Research Overview
- This report illustrates the ongoing evolution of the digital banking sector in APAC, the opportunities and challenges facing digital banks in the region, and how they should be thinking about their path towards profitability.
Key Findings
- Within the traditional retail banking system in APAC, there remains large unbanked and underbanked populations who are unable to access any / full banking services, particularly in developing markets. In more developed APAC markets, traditional banks also tend to fail to provide retail customers with a personalised and streamlined digital experience, resulting in considerable customer dissatisfaction.
- MSME customers also face several pain points in their banking journey, including a slow and largely paper-based account onboarding process, lengthy loan application processes with tedious documentation requirements, as well as onerous annual account reviews. Most importantly, many MSMEs in the region struggle to access credit through traditional banking providers.
- To address lingering pain points – and to meet the emerging demands and growing digital preferences – of APAC customers, we have seen a surge in digital-native banks that have launched in the region, with over 40 APAC digital banks having been launched to date.
- Digital banks are utilising a wide variety of cutting-edge technologies to improve the customer experience along the end-to-end value chain.
- In addition, many digital banks in the region are also focusing on building partnership ecosystems in an effort to enhance product development, drive their distribution efforts, and enhance customer loyalty.
- While early entrants in markets like Japan, Mainland China, and South Korea have established a substantial customer base and are generating profits, newer digital banks in the region are facing significant hurdles in breaking even. Taking Hong Kong as an example, since the market entry of all 8 players back in 2020, none have managed to turn a profit, recording sizeable losses to date.
- The cost of customer acquisition (“CAC”) has been a significant challenge for many firms, especially those operating in developed markets like Hong Kong and Singapore, with CACs for retail customers ranging from USD 65-90 (vs. USD 15-50 in emerging Asia and USD 1-5 in frontier Asian markets).
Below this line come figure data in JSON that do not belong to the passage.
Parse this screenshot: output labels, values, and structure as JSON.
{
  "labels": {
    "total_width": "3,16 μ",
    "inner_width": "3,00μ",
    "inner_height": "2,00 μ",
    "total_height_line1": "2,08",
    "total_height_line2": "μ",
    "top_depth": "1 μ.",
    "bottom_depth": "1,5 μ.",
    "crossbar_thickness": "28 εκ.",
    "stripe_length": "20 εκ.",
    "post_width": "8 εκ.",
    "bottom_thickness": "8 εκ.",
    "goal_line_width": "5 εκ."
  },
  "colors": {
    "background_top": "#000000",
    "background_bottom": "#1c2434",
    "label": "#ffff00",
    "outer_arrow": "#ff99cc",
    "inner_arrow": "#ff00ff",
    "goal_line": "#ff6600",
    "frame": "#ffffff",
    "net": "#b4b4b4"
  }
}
- Substantially lower average deposit levels per customer compared to traditional banks, being 10 times lower on average in markets like Hong Kong, also limits the ability for digital banks to effectively monetise their customer base via lending and investment products.
- Digital banks also face a number of over-arching challenges such as trust issues, data security, talent retention, and stiff competition from both other digital banks, as well as a growing number of traditional banks who are investing heavily in their digital transformation efforts.
The Way Forward
- In crafting the path to profitability, digital banks should look to optimise their strategies and operating models across the customer value chain, particularly around customer acquisition and monetisation, and look to nurture strategic superchargers including partnerships, ecosystem / platform propositions, and geographic expansion.